Charles-Henri Audet
Professeur de français au Cégep de Sainte-Foy
Chargé de
cours en linguistique à l'Université Laval
La dernière réforme de l'enseignement du français au
collégial a fait disparaître l'étude de la linguistique. En
cette fin de 20e siècle, cette
«nouveauté» est inadmissible. Au
collégial, la littérature par-dessus tout, tout le monde est
d'accord; et je ne demande pas mieux. Le retour aux grands auteurs, le
retour aux grands textes. Très bien ! Le retour à l'analyse
littéraire et à la dissertation... si on n'en perd pas le plaisir
de lire, très bien aussi. Mais pas aux frais de la disparition
complète de la linguistique. Cela n'a pas de sens. Après trois
ans de silence paresseux, je saisis enfin l'occasion de le dire.
Je propose donc:
Ce cours de linguistique réintégré devrait comprendre
à peu près exactement les éléments prévus
dans les anciens Cahiers de l'enseignement collégial, à
savoir:
1- En premier lieu: une brève présentation de la
linguistique, de ses champs d'étude et de leur
développement; une brève présentation du
schéma de la communication et des fonctions du langage; un
portrait sommaire des familles de langues; une brève histoire de
la langue française en France et en Amérique du Nord; et
quelques notions de socio-linguistique suivies de considérations
appropriées, mais sommaires aussi, sur la situation de la langue
française au Québec.
2- Mais surtout -- et c'est pour cela que tout ce qui
précède doit rester sommaire: la description objective de la
structure interne de la langue française d'aujourd'hui: son
système phonétique, son lexique, sa morphologie, sa syntaxe.
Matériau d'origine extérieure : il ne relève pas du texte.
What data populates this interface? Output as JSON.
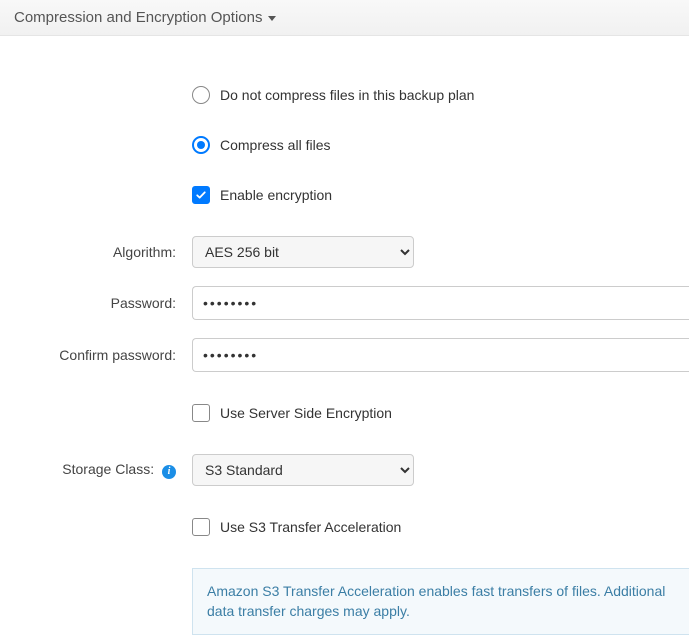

En cette fin de 20e siècle, alors que l'état
de la science du langage et la formation linguistique d'un bon nombre d'entre
nous le permettent, les étudiants de l'ordre collégial,
pour employer de nouveau le jargon, ou du moins ceux qui le désirent,
devraient pouvoir compter sur un cours de la nature et du niveau de celui que
je propose pour prendre objectivement connaissance et conscience de leur langue
maternelle: de son histoire, de sa place dans le monde et de sa situation au
Québec, mais surtout de sa structure interne:
phonétique, lexicale, morphologique et syntaxique.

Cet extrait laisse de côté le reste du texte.